北アルプス縦走を実現するために6月初めから通い始めたカリスマ鍼灸師の受診は今日で累計20回となった。おかげで、北アルプス後もいくつかの近畿の低山に登ったが、快調そのものであり、日常生活や仕事の上でも前向きに考え積極的に行動できるようになったのだから、ありがたいかぎりである。

今日も門真市の鍼灸院まで電車で1時間半近くかけて受診してきたが、そこでカリスマ鍼灸師から「北村さんは、患者としての、うまく診てもらう能力が高いですね」と言われた。

毎回の診察の前には「最近の様子はどうですか?」と問診があるのだが、私の回答が適切なため診察する側としては適切な処置ができる、という意味らしい。

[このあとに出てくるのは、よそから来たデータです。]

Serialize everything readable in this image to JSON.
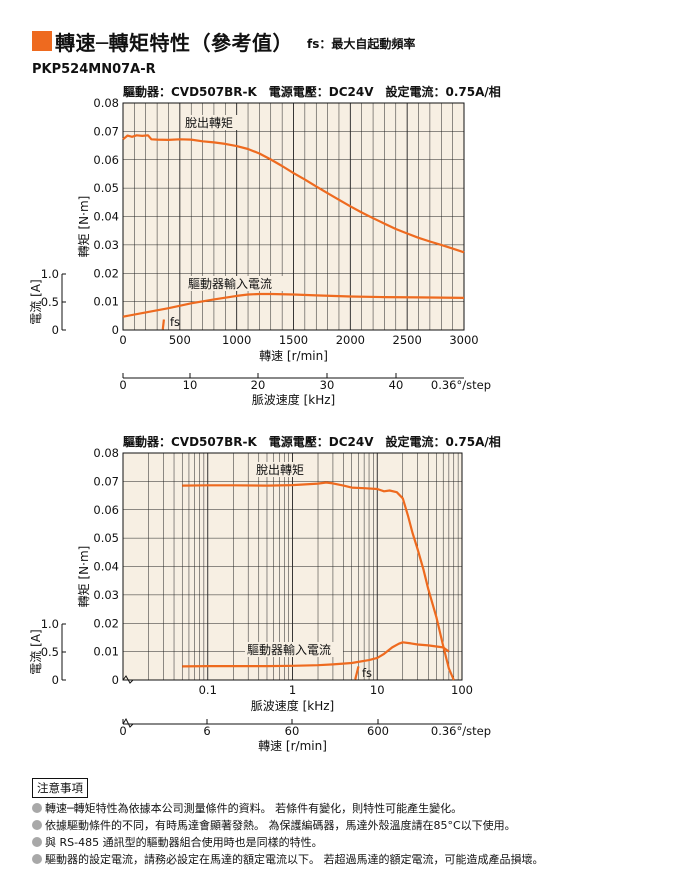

そう言えば、先日の問診の様子は「同じ痛みでも最近のそれは湿布薬を貼れば収まるようなものに変わってきました」という私の答に対しカリスマ師は「ああ、それは痛みの原因が段々深いところから浅いところに移ってきているからです。もう少しですね」というものであった。

今日の問診の応答は「最近は腰痛を感じる時のほうが半分を切るくらいに少なくなったので、たまに痛みを感じるくらいになりました。またその痛みの種類は腰の奥のほうで、どーんと重いタイプです」に対して「腰のほうの治療はほぼ終わりかけているので、今日からは肩や背中など上半身主体に切り替えましょう」というものであった。

またこういうこともあった。ある日の夜は、いつもならベッドに入ってすぐに感じる背骨のギクッという激痛がなかったので、翌朝にその旨をメールで報告したところ、「わかりました。昨日はある新しい治療法を試したのですが、それが効いたのかもしれませんね」との返答であった。

なるほど、医師でも名医と言われる人はパソコン画面や検査データ表を見るだけでなく、手を当てること(手当て)と問診がうまいと聞いている。診察する側にも上手いと下手があるとすれば、診てもらう患者の側にも上手いと下手があるのかもしれない。片方だけで治すのではなく、双方が協力してこそ治療の効果があるのだなあと感じた。

同じことは、職場での上司と部下にも当てはまるような気がして、生半可なセミナーよりは得るものが大きかった半日であった。